No one will ever confuse Vic Darchinyan with Pernell Whitaker.
And no, it’s not likely that the Aussie’s in-ring style will be fodder for a textbook anytime soon.
Still, even after nearly 13 years in the pro ranks, the man known as “Raging Bull” remains a viable—and entertaining—commodity among the sport’s little guys.
Now 37, the powerful lefty’s caveman-like style has long been a signature element from flyweight to bantamweight, allowing him to pick up titles at 112, 115 and 118 pounds while scoring 27 knockouts in 38 victories.
Of course, the wide-open, seek-and-destroy style leaves him open to return volleys as well, as was evidenced in 2007 when Nonito Donaire stopped him with a precise left hook and wrested his IBF and IBO hardware.
He’s not been stopped since, but was beaten by tight decisions against Joseph Agbeko and Abner Mares in 2009 and 2010, then he lost wider verdicts to Anselmo Moreno and Shinsuke Yamanaka in 2011 and 2012.
Darchinyan came back with a 10-round win in a comeback fight in September, and he has another fight scheduled for May 11, as he begins one presumably final push toward the elite.
If you’re a member of the rock ’em, sock ’em crowd, chances are you’re a Rios fan.
The Texan-turned-Californian, who’ll turn 27 later this month, has already packed a career’s worth of highlights into a series of recent fights that have put him among the top talents in two weight classes.
He scored three knockdowns on the way to a 10th-round stoppage of Miguel Acosta to win a lightweight belt in February 2011, and he then defended it memorably five months later with a three-round KO of Urbano Antillon that left the crowd at Carson, Calif.’s Home Depot Center gasping for air.
Little did they know, he was just warming up.
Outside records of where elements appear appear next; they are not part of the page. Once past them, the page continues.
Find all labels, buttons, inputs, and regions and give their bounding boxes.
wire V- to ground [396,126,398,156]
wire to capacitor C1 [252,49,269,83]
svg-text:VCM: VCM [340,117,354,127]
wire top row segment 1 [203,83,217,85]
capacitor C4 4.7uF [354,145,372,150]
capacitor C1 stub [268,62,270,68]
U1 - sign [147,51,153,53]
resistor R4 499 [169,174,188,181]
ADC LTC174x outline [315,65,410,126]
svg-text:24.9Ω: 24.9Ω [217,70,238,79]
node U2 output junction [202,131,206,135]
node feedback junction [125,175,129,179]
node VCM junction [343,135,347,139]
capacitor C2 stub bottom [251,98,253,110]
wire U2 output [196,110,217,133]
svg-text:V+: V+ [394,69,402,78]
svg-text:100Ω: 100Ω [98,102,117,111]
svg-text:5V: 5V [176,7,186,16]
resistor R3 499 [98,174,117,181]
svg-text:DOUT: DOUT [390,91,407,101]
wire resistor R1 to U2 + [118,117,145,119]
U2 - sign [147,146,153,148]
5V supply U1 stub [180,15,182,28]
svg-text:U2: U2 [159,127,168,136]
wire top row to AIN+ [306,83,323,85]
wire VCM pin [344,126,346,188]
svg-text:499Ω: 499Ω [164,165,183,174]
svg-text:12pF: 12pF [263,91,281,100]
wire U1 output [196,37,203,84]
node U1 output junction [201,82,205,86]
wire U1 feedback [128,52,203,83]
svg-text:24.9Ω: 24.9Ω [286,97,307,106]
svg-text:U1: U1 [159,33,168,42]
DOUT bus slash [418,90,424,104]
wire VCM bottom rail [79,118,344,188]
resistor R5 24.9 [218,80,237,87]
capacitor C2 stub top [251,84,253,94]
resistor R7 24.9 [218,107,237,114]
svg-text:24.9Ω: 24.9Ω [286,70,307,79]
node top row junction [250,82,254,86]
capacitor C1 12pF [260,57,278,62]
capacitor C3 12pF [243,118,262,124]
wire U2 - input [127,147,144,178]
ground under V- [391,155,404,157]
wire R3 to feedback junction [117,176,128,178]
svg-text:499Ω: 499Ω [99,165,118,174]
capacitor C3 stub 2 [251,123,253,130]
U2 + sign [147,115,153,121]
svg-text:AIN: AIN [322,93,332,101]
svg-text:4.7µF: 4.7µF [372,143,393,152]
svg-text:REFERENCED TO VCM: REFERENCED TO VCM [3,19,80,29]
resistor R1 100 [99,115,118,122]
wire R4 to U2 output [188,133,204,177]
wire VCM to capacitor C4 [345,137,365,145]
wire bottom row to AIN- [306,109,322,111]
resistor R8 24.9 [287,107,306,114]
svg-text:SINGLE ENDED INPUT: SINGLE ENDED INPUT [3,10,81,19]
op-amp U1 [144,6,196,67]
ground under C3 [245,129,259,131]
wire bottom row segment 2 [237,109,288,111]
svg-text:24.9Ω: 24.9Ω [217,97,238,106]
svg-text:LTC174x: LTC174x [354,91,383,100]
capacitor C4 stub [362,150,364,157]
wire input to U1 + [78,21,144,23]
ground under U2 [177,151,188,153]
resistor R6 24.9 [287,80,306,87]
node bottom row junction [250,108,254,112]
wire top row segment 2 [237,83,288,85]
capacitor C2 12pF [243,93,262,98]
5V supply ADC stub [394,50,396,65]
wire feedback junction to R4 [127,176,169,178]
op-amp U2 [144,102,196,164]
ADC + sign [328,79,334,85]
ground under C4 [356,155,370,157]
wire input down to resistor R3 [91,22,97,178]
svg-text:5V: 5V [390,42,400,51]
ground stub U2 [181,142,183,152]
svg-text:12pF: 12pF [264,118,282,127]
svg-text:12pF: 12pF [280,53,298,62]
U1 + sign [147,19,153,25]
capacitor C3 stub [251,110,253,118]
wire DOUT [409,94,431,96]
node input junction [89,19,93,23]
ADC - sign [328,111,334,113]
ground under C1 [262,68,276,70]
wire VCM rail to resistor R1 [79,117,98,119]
Bob Arum brought Rios to Manhattan for an 11th-round halting of John Murray to wrap-up 2011. Then, after a desultory effort got him a dubious split decision over Richard Abril, he began a 140-pound miniseries with Mike Alvarado that’s already drawn comparisons to the Gatti-Ward rivalry of a decade ago.
Though it was in a recap of the Antillon fight that Showtime commentator Al Bernstein said, “From the opening moments, these two fighters planted themselves in the center of the ring and battled away,” it’s a tag that could legitimately be hung on any of Rios’ fights.